„Was Russland hier tut, widerspricht allen Gesetzen“
Vasyl Khymynets, Botschafter der Ukraine, kritisiert die Scheinreferenden scharf. Die Welt müsse reagieren und die Atomdrohung bestrafen.
Russland hat die Scheinreferenden in den besetzten ukrainischen Gebieten abgeschlossen, es wird erwartet, dass Putin am Freitag die Annexion der Gebiete an Russland ausruft. Wie wird die ukrainische Führung damit umgehen?

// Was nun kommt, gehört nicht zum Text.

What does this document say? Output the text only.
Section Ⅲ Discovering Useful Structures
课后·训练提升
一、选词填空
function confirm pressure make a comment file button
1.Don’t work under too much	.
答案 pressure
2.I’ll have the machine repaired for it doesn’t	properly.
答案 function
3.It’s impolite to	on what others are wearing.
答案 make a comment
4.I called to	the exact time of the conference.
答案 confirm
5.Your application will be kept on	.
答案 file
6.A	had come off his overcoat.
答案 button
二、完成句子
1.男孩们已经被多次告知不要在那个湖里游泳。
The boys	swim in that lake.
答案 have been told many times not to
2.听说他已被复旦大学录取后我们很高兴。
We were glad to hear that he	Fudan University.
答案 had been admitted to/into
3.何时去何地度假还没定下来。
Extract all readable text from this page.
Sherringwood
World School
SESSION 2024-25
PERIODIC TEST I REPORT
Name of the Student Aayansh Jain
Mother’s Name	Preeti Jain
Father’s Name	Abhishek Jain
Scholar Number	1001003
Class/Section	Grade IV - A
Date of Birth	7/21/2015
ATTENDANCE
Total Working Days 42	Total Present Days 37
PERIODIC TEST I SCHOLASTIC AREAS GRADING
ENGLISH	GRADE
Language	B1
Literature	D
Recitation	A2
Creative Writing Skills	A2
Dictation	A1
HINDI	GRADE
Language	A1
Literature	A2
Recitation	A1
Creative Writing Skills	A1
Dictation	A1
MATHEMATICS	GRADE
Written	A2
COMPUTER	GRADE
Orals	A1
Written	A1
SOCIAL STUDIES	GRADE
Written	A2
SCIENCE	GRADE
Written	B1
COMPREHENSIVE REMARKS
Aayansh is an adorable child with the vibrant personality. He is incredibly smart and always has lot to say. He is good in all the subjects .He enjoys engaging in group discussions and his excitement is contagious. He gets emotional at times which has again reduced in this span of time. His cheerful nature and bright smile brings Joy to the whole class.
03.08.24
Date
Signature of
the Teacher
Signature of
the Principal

VASYL KHYMYNETS: Das sind keine Referenden. Ein Referendum kann nur im Rahmen der geltenden Verfassung und Gesetzgebung eines Landes stattfinden. Zudem sieht das Völkerrecht natürlich vor, dass die Staatsgrenzen eines Landes respektiert werden müssen. Was Russland hier tut, widerspricht allen unseren Gesetzen und dem Völkerrecht. Dazu kommt, dass bewaffnete russische Soldaten in die Wohnungen der Menschen eindringen, um sie zum Abstimmen zu zwingen.
Putin droht, Atomwaffen einzusetzen, wenn diese Gebiete angegriffen werden.
Russland bedroht hier nicht nur die Ukraine, sondern auch das globale Gleichgewicht der gegenseitigen Abschreckung. Wenn die anderen Atommächte hier nicht reagieren, würde dies für alle anderen Staaten bedeuten, sie müssen auch nach Atomwaffen streben, weil nur noch das Recht des Stärkeren gilt. Die Ukraine hat 1994 alle ihre Atomwaffen, das damals drittgrößte Arsenal der Welt, abgegeben – und zwar an Russland. Moskau droht hier einem Land, das freiwillig auf die Atombombe verzichtet hat. Wird die Welt das einfach so akzeptieren? Ist das die Welt, in der wir leben möchten? Russland setzt derzeit alles aufs Spiel, um die freie Welt zu erpressen: Atomwaffen, das Atomkraftwerk Saporischschja, Hungerkrise, Energiekrise. So ein Verhalten darf die Staatengemeinschaft nicht akzeptieren.
Aus meiner Sicht muss man Russland sagen, dass es bei jeder einzelnen Drohung mit Atomwaffen und bei jedem Regelverstoß Konsequenzen geben wird. Die internationale Gemeinschaft hat jahrzehntelang daran gearbeitet, Regeln, internationale Verträge und ein Völkerrecht zu erarbeiten, die das Zusammenleben der Staaten regeln. Wenn diese missachtet werden, bedroht das alle Staaten.
Russland zieht gerade 300.000 zusätzliche Soldaten ein, um sie in den Krieg zu schicken. Was bedeutet das für die Ukraine?
Schon seit 2014 führt Russland einen Angriffskrieg gegen die Ukraine. Laut UNO-Statuten hat jedes Land das Recht, sich zu verteidigen, wenn es angegriffen wird. Das werden wir weiterhin tun. Das sind wir den Bürgern unseres Landes, die jeden Tag den russischen Bombardements, Vergewaltigungen und anderen Gewalttaten ausgesetzt sind, schuldig.
In Kürze steht auch in der Ukraine der Winter an. Wie kann man sich in Kriegszeiten darauf vorbereiten?
Russland greift ganz gezielt kritische Infrastruktur an, damit die Menschen in der Ukraine ohne Strom, ohne Wärme, ohne Wasser sind. Zudem wurden, wie Sie wissen, sehr viele Wohnhäuser und Wohnungen der Menschen zerstört. Wir bereiten uns natürlich, so gut es geht, auf den Winter vor, aber es wird sehr, sehr schwierig. Wir bitten hier unsere Partner, auch Österreich, sehr um humanitäre Hilfe.